A report released on April 19th aims to contribute to a strong, future-proofed green jobs strategy for Ontario. Building An Ontario Green Job Strategy: Ensuring the Climate Change Action Plan creates good Jobs where they are needed most focuses on the building sector provisions within Ontario’s Climate Change Action Plan (June 2016) – which are estimated at 28 – 31% of the budget allocations of the Action Plan.
Building an Ontario Green Job Strategy states: “Ontario’s investment of C$1.91 billion to $2.73 billion in retooling buildings, as outlined in the Climate Change Action Plan of 2016 , could create between 24,500 to 32,900 green jobs over the five-year funding plan with a further 16,800 to 24,000 jobs created from the reinvestments of energy cost savings into the economy.” Job creation forecasts were calculated using three job multipliers, including that from the 2012 report by Heidi Garrett-Peltier, Analysis of Job Creation and Energy Costs Savings , published by the Institute for Market Transformation and the Political Economy Research Institute at University of Massachusetts.
Beyond the evidence of the job creation potential of energy efficiency investments, the report also makes significant recommendations to ensure job quality. Amongst the recommendations for the provincial government: Conduct a high-carbon jobs census and low-carbon skills survey so that workforce planning will work from an accurate base; make use of existing training programs and facilities; push for rigorous standards (specifically, run a pilot project of a Canadian Building Performance Institute, modelled after the U.S. BPI, to oversee credentialling and certification for trades), and consider an Energy Efficiency Portfolio Standard; investigate support for domestic industries (avoiding any WTO sanctions by following a Sustainable Energy Trade Agreement model); work to implement carbon border adjustments to avoid carbon leakage ; and design programs to stand the test of time and changes to the governing party.
Building an Ontario Green Job Strategy recognizes that the Ontario Climate Change Action Plan included language about Just Transition, but it recommends strengthening and clarifying that language. It also holds up two models for tendering and procurement processes: Community Benefits Agreements (CBA), which ensure that infrastructure investments result in social and economic benefits to the community and citizens of the immediate neighbourhood – with a case study of the Eglinton Crosstown LRT project in Toronto, and High Road Agreements, where contractors are assessed against an established set of sustainable contracting standards and community benefits- with a case study of a Portland Oregon retrofit project.

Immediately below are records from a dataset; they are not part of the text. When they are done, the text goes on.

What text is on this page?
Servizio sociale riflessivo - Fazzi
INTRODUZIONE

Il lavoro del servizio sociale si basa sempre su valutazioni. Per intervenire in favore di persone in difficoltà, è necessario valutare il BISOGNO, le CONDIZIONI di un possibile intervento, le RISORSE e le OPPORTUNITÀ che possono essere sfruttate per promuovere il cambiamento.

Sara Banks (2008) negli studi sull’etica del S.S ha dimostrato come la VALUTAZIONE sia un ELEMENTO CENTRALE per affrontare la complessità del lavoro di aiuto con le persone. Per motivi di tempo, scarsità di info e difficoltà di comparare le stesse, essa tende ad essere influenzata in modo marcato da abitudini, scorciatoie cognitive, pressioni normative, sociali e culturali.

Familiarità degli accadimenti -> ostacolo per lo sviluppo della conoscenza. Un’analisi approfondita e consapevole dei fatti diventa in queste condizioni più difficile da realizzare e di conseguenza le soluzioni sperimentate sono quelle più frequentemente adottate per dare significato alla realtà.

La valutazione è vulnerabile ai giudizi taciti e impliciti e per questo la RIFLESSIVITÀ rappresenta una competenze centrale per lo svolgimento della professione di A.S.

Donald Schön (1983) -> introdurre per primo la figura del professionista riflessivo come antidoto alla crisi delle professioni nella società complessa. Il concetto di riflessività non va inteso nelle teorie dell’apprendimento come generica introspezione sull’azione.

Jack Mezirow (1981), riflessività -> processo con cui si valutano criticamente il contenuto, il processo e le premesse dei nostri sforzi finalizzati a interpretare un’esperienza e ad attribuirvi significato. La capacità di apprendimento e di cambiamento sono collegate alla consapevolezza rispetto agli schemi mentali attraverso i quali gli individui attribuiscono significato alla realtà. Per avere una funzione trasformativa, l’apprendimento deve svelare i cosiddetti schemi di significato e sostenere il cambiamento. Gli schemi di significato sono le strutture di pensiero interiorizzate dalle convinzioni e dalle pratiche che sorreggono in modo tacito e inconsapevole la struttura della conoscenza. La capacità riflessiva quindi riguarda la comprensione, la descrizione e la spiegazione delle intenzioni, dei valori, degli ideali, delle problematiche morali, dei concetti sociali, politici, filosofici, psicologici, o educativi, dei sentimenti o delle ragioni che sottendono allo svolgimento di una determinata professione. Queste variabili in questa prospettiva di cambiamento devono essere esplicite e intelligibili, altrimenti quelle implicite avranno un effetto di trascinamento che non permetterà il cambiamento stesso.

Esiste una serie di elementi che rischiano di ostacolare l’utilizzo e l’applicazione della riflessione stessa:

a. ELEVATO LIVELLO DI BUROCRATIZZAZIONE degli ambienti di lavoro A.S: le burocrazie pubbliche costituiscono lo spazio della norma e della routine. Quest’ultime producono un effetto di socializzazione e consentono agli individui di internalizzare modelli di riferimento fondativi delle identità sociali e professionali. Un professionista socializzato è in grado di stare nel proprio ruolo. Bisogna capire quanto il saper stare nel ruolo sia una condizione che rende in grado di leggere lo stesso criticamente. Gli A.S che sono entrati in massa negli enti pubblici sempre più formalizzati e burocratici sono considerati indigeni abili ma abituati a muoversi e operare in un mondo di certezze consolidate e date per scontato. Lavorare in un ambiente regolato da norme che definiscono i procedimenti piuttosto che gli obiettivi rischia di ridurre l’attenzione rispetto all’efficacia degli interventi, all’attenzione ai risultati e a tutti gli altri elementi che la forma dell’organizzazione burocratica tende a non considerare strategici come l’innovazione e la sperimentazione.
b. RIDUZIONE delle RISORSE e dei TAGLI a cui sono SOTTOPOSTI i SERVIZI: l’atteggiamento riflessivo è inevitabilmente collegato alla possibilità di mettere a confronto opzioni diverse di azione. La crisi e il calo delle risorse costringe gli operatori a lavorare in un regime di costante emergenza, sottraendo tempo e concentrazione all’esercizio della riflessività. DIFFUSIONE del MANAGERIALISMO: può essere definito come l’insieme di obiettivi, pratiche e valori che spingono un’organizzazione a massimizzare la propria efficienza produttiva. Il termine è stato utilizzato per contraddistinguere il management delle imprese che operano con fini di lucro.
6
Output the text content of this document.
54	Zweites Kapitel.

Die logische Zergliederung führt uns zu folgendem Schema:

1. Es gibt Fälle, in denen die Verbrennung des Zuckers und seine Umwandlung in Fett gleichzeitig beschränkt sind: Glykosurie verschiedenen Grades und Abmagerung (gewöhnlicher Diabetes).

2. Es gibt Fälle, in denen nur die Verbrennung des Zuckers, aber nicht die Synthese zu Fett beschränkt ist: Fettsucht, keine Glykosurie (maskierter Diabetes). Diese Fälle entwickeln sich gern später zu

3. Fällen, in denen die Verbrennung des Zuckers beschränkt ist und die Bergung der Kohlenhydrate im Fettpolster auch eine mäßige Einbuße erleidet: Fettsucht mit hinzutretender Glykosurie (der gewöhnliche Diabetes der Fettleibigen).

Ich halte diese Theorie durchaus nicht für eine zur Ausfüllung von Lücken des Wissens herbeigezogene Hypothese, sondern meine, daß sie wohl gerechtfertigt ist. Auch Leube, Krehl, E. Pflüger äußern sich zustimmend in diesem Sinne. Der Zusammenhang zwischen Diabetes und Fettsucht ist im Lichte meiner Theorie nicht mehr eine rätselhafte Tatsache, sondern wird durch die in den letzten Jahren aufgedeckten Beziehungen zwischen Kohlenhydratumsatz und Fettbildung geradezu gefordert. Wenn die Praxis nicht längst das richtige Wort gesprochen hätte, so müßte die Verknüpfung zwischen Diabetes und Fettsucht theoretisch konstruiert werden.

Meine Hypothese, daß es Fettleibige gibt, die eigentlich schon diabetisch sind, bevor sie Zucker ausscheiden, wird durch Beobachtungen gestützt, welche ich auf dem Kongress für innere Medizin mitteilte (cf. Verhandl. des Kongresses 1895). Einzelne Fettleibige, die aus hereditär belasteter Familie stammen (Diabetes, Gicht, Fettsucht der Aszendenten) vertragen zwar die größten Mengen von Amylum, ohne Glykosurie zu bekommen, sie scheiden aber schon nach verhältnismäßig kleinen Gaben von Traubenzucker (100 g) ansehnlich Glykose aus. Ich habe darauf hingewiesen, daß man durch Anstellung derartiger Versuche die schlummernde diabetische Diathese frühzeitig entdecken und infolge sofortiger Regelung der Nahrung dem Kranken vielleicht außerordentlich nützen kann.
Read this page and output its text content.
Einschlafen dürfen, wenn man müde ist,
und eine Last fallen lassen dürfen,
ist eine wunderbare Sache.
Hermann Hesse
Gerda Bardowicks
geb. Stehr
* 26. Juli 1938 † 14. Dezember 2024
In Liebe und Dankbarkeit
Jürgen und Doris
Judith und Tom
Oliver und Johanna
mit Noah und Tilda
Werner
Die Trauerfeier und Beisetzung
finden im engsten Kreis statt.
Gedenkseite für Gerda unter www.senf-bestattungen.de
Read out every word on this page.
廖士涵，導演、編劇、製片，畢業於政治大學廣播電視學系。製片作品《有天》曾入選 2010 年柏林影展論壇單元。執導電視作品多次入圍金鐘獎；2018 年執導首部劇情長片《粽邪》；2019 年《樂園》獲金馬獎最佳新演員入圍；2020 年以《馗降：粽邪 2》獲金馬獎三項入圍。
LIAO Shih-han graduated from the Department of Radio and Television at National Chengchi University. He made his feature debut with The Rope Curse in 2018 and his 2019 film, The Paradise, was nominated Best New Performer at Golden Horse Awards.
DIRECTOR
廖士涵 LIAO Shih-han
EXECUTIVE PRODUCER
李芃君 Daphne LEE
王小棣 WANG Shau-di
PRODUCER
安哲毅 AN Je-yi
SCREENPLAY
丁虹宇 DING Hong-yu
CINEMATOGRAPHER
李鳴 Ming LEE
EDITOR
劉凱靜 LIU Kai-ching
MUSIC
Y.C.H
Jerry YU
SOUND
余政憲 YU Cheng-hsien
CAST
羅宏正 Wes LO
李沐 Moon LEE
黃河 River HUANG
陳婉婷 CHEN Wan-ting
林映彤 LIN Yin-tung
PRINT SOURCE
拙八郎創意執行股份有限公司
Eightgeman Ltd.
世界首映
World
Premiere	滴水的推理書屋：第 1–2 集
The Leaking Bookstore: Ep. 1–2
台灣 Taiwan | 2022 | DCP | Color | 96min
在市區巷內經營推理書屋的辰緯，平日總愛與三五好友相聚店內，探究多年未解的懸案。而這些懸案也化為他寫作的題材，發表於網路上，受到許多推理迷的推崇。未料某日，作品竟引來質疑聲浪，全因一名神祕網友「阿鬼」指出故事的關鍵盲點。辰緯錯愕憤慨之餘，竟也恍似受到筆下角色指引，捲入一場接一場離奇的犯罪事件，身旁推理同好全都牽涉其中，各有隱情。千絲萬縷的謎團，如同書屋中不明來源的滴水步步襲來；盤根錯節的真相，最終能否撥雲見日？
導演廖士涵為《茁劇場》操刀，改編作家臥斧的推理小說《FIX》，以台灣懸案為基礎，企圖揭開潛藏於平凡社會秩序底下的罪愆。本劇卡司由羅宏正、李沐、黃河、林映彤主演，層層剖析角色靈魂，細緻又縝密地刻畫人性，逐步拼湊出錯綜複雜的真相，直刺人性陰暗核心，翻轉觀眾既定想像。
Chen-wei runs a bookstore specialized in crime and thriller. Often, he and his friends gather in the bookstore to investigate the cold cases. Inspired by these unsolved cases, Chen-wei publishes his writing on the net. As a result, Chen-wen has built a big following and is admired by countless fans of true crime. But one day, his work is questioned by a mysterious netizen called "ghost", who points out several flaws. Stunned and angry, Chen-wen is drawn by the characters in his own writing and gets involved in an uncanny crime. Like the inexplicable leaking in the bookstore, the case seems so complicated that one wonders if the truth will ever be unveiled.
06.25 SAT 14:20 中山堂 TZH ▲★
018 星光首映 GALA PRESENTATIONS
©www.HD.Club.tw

The report was written by Glave Communications for the Clean Economy Alliance , Environmental Defence, and Blue Green Canada , “with the participation of the United Steelworkers, UNIFOR, Clean Energy Canada, the Toronto Atmospheric Fund, the Toronto and York Region Labour Council, the Labour Education Centre, the Columbia Institute, Canadian Solar Industries Association, Ontario Sustainability, the Registered Nurses Association of Ontario, and Evergreen.”